1. Derivatives and Perpendicular Lines

Determine the coordinates of the point of intersection of the two perpendicular lines that intersect on the y-axis and are both tangent to the parabola given below:

$y = 9x^2$

When I sketch this out, I can see visually that this point of intersection cannot occur at a positive y-value. Other things that are quickly apparent:

$f'(x) = 18x$
The point of intersection must have an x-coordinate of 0.

So, if I use the formula of a line, and plug in an x-coordinate of 0, I get:

$y = f(0) + f'(0)(x - 0)$
$y = 0 + 0(x - 0)$
$y = 0$

And I conclude that my point of intersection is (0,0). All fine and dandy, except that this isn't the right answer. Can anybody help?

Thanks.

2. The two tangents should be at right angles to each other, and at the same time tangent to the curve.
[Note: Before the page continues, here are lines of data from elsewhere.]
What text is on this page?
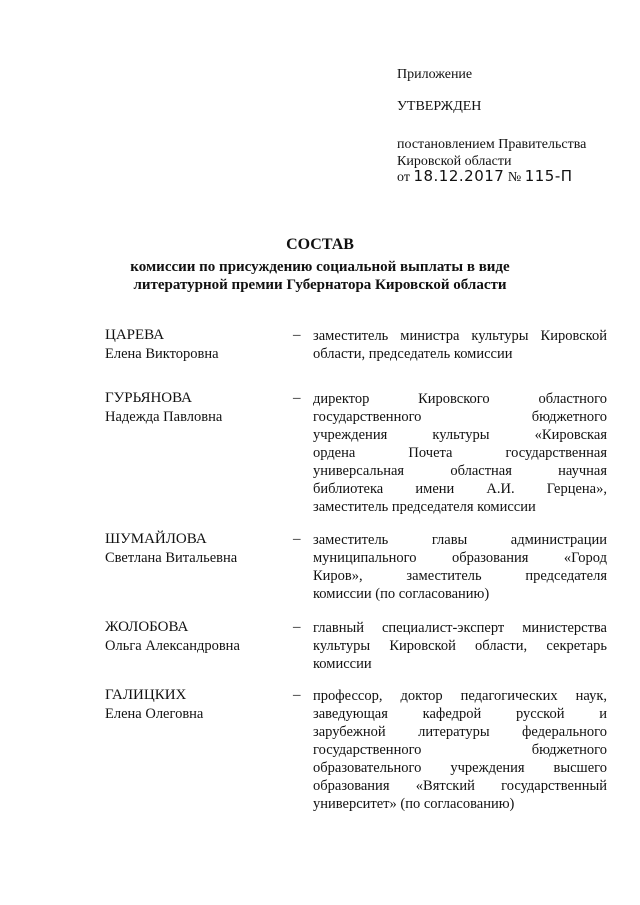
Приложение
УТВЕРЖДЕН
постановлением Правительства
Кировской области
от 18.12.2017 № 115-П
СОСТАВ
комиссии по присуждению социальной выплаты в виде
литературной премии Губернатора Кировской области
ЦАРЕВА
Елена Викторовна
– заместитель министра культуры Кировской
области, председатель комиссии
ГУРЬЯНОВА
Надежда Павловна
– директор Кировского областного
государственного бюджетного
учреждения культуры «Кировская
ордена Почета государственная
универсальная областная научная
библиотека имени А.И. Герцена»,
заместитель председателя комиссии
ШУМАЙЛОВА
Светлана Витальевна
– заместитель главы администрации
муниципального образования «Город
Киров», заместитель председателя
комиссии (по согласованию)
ЖОЛОБОВА
Ольга Александровна
– главный специалист-эксперт министерства
культуры Кировской области, секретарь
комиссии
ГАЛИЦКИХ
Елена Олеговна
– профессор, доктор педагогических наук,
заведующая кафедрой русской и
зарубежной литературы федерального
государственного бюджетного
образовательного учреждения высшего
образования «Вятский государственный
университет» (по согласованию)
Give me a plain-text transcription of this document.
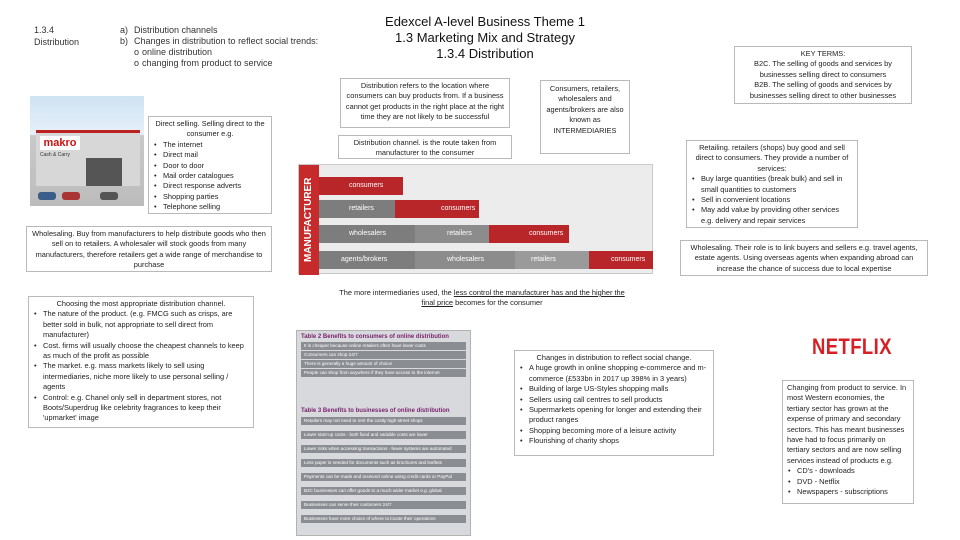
1.3.4
Distribution
a) Distribution channels
b) Changes in distribution to reflect social trends:
o online distribution
o changing from product to service
Edexcel A-level Business Theme 1
1.3 Marketing Mix and Strategy
1.3.4 Distribution	KEY TERMS:
B2C. The selling of goods and services by businesses selling direct to consumers
B2B. The selling of goods and services by businesses selling direct to other businesses
Distribution refers to the location where consumers can buy products from. If a business cannot get products in the right place at the right time they are not likely to be successful
Distribution channel. is the route taken from manufacturer to the consumer
Consumers, retailers, wholesalers and agents/brokers are also known as INTERMEDIARIES
makro
Cash & Carry
Direct selling. Selling direct to the consumer e.g.
• The internet
• Direct mail
• Door to door
• Mail order catalogues
• Direct response adverts
• Shopping parties
• Telephone selling
Wholesaling. Buy from manufacturers to help distribute goods who then sell on to retailers. A wholesaler will stock goods from many manufacturers, therefore retailers get a wide range of merchandise to purchase
MANUFACTURER	consumers
retailers	consumers
wholesalers	retailers	consumers
agents/brokers	wholesalers	retailers	consumers
Retailing. retailers (shops) buy good and sell direct to consumers. They provide a number of services:
• Buy large quantities (break bulk) and sell in small quantities to customers
• Sell in convenient locations
• May add value by providing other services e.g. delivery and repair services
Wholesaling. Their role is to link buyers and sellers e.g. travel agents, estate agents. Using overseas agents when expanding abroad can increase the chance of success due to local expertise
The more intermediaries used, the less control the manufacturer has and the higher the final price becomes for the consumer
Choosing the most appropriate distribution channel.
• The nature of the product. (e.g. FMCG such as crisps, are better sold in bulk, not appropriate to sell direct from manufacturer)
• Cost. firms will usually choose the cheapest channels to keep as much of the profit as possible
• The market. e.g. mass markets likely to sell using intermediaries, niche more likely to use personal selling / agents
• Control: e.g. Chanel only sell in department stores, not Boots/Superdrug like celebrity fragrances to keep their 'upmarket' image
Table 2 Benefits to consumers of online distribution
It is cheaper because online retailers often have lower costs
Consumers can shop 24/7
There is generally a huge amount of choice
People can shop from anywhere if they have access to the internet
Table 3 Benefits to businesses of online distribution
Retailers may not need to rent the costly high-street shops
Lower start-up costs - both fixed and variable costs are lower
Lower risks when accessing transactions - fewer systems are automated
Less paper is needed for documents such as brochures and leaflets
Payments can be made and received online using credit cards or PayPal
B2C businesses can offer goods to a much wider market e.g. global
Businesses can serve their customers 24/7
Businesses have more choice of where to locate their operations
Changes in distribution to reflect social change.
• A huge growth in online shopping e-commerce and m-commerce (£533bn in 2017 up 398% in 3 years)
• Building of large US-Styles shopping malls
• Sellers using call centres to sell products
• Supermarkets opening for longer and extending their product ranges
• Shopping becoming more of a leisure activity
• Flourishing of charity shops
NETFLIX
Changing from product to service. In most Western economies, the tertiary sector has grown at the expense of primary and secondary sectors. This has meant businesses have had to focus primarily on tertiary sectors and are now selling services instead of products e.g.
• CD's - downloads
• DVD - Netflix
• Newspapers - subscriptions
Let the gradient of the first line be $m_1$

That of the second will be $m_2$

And $m_1 \times m_2 = -1$

3. Yeah, I thought of that (and probably should have listed it in my original post), but I still don't know how to integrate it into this solution. Here's some further thoughts:

Let $L_1$ = the positively sloping line and $L_2$ be the negatively sloping line.
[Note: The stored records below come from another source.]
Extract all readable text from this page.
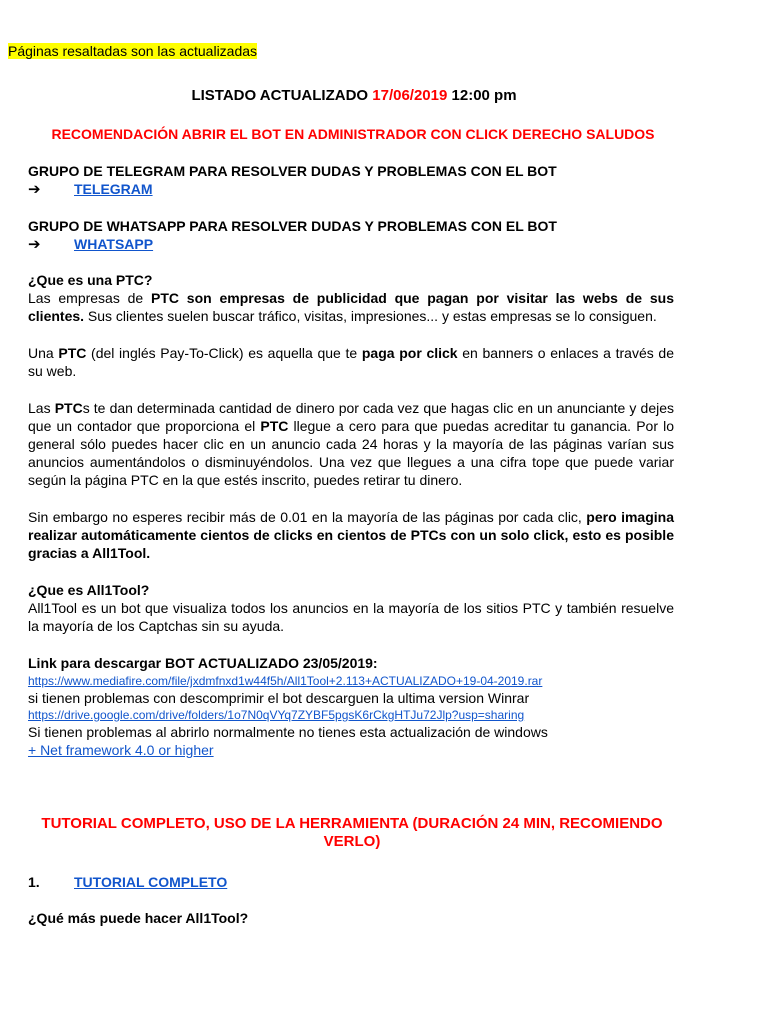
Páginas resaltadas son las actualizadas
LISTADO ACTUALIZADO 17/06/2019 12:00 pm
RECOMENDACIÓN ABRIR EL BOT EN ADMINISTRADOR CON CLICK DERECHO SALUDOS
GRUPO DE TELEGRAM PARA RESOLVER DUDAS Y PROBLEMAS CON EL BOT
➔ TELEGRAM
GRUPO DE WHATSAPP PARA RESOLVER DUDAS Y PROBLEMAS CON EL BOT
➔ WHATSAPP
¿Que es una PTC?
Las empresas de PTC son empresas de publicidad que pagan por visitar las webs de sus clientes. Sus clientes suelen buscar tráfico, visitas, impresiones... y estas empresas se lo consiguen.
Una PTC (del inglés Pay-To-Click) es aquella que te paga por click en banners o enlaces a través de su web.
Las PTCs te dan determinada cantidad de dinero por cada vez que hagas clic en un anunciante y dejes que un contador que proporciona el PTC llegue a cero para que puedas acreditar tu ganancia. Por lo general sólo puedes hacer clic en un anuncio cada 24 horas y la mayoría de las páginas varían sus anuncios aumentándolos o disminuyéndolos. Una vez que llegues a una cifra tope que puede variar según la página PTC en la que estés inscrito, puedes retirar tu dinero.
Sin embargo no esperes recibir más de 0.01 en la mayoría de las páginas por cada clic, pero imagina realizar automáticamente cientos de clicks en cientos de PTCs con un solo click, esto es posible gracias a All1Tool.
¿Que es All1Tool?
All1Tool es un bot que visualiza todos los anuncios en la mayoría de los sitios PTC y también resuelve la mayoría de los Captchas sin su ayuda.
Link para descargar BOT ACTUALIZADO 23/05/2019:
https://www.mediafire.com/file/jxdmfnxd1w44f5h/All1Tool+2.113+ACTUALIZADO+19-04-2019.rar
si tienen problemas con descomprimir el bot descarguen la ultima version Winrar
https://drive.google.com/drive/folders/1o7N0qVYq7ZYBF5pgsK6rCkgHTJu72Jlp?usp=sharing
Si tienen problemas al abrirlo normalmente no tienes esta actualización de windows
+ Net framework 4.0 or higher
TUTORIAL COMPLETO, USO DE LA HERRAMIENTA (DURACIÓN 24 MIN, RECOMIENDO
VERLO)
1. TUTORIAL COMPLETO
¿Qué más puede hacer All1Tool?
Let $L_1$ pass through the points, $(x_1, y_1)$ and $(0, y_2)$ where $y_2 < 0$.

Since $y = 9x^2$ is even, this means that $L_2$ passes through $(-x_1, y_1)$ and $(0, y_2)$.
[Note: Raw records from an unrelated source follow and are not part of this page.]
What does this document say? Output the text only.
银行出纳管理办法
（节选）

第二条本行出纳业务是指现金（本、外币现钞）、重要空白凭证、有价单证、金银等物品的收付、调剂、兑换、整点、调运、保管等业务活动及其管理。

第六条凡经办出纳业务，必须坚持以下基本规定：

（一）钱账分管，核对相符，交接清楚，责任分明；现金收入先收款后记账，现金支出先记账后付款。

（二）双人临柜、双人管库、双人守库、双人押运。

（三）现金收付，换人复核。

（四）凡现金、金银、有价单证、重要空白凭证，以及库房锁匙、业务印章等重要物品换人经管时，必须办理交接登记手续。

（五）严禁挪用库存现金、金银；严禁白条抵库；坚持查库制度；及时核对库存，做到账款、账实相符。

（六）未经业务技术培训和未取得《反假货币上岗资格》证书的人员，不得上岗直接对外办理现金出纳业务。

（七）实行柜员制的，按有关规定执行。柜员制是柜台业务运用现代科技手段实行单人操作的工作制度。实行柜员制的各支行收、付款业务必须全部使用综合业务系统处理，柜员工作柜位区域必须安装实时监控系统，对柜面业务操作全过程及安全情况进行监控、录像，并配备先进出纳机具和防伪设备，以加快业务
As you point out, the slopes are negative reciprocals of each other, by definition.

Then, there are a couple of things that I think are true, but I don't know just how to prove them. First $m_1 = 1$ and $m_2 = -1$. I say this because, in order to be tangent to an even function, the only way that I can see two perpendicular lines meeting at the y-axis would be if they both had symmetrical x-coordinates (e.g. (5, 0) and (-5, 0)).

If that is true, this final one might be the key to the whole thing. If the slope is 1 or -1, and the lines intersect at the y-axis, then doesn't $y_2$ have to equal $-(y_1)$?

Am I on the right track? Making this to complicated? Any help is appreciated.

Thanks again.

4. That's right! m1 and m2 equal to -1 and 1 (order unimportant).

So that, the gradient at anypoint being 18x, you get:

$18x = 1$

$x = \dfrac{1}{18}$

And:

$18x = -1$

$x = -\dfrac{1}{18}$

Those are your two x coordinates. In your picture, the points where the tangents meet the line have the same y coordinate.

At x = 1/18, find y and from the points and slope, get the equation of the lines (in fact, one only is necessary)

Then, find where the line meets the y axis.

5. Originally Posted by joatmon
Yeah, I thought of that (and probably should have listed it in my original post), but I still don't know how to integrate it into this solution. Here's some further thoughts:

Let $L_1$ = the positively sloping line and $L_2$ be the negatively sloping line.

Let $L_1$ pass through the points, $(x_1, y_1)$ and $(0, y_2)$ where $y_2 < 0$.

Since $y = 9x^2$ is even, this means that $L_2$ passes through $(-x_1, y_1)$ and $(0, y_2)$.

As you point out, the slopes are negative reciprocals of each other, by definition.

Then, there are a couple of things that I think are true, but I don't know just how to prove them. First $m_1 = 1$ and $m_2 = -1$. I say this because, in order to be tangent to an even function, the only way that I can see two perpendicular lines meeting at the y-axis would be if they both had symmetrical x-coordinates (e.g. (5, 0) and (-5, 0)).

If that is true, this final one might be the key to the whole thing. If the slope is 1 or -1, and the lines intersect at the y-axis, then doesn't $y_2$ have to equal $-(y_1)$?

Am I on the right track? Making this to complicated? Any help is appreciated.

Thanks again.
you are on the right track ... the use of symmetry is key to this problem.

6. Got it. Thanks to both of you for your help.

$f(\frac{1}{18}) = 9(\frac{1}{18})^2 = \frac{1}{36}$

So the tangental points are $(\frac{1}{18}, \frac{1}{36})$ and $(\frac{-1}{18}, \frac{1}{36})$

And that means that the lines intersect at $(0, \frac{-1}{36})$.

Can't thank you enough for your help.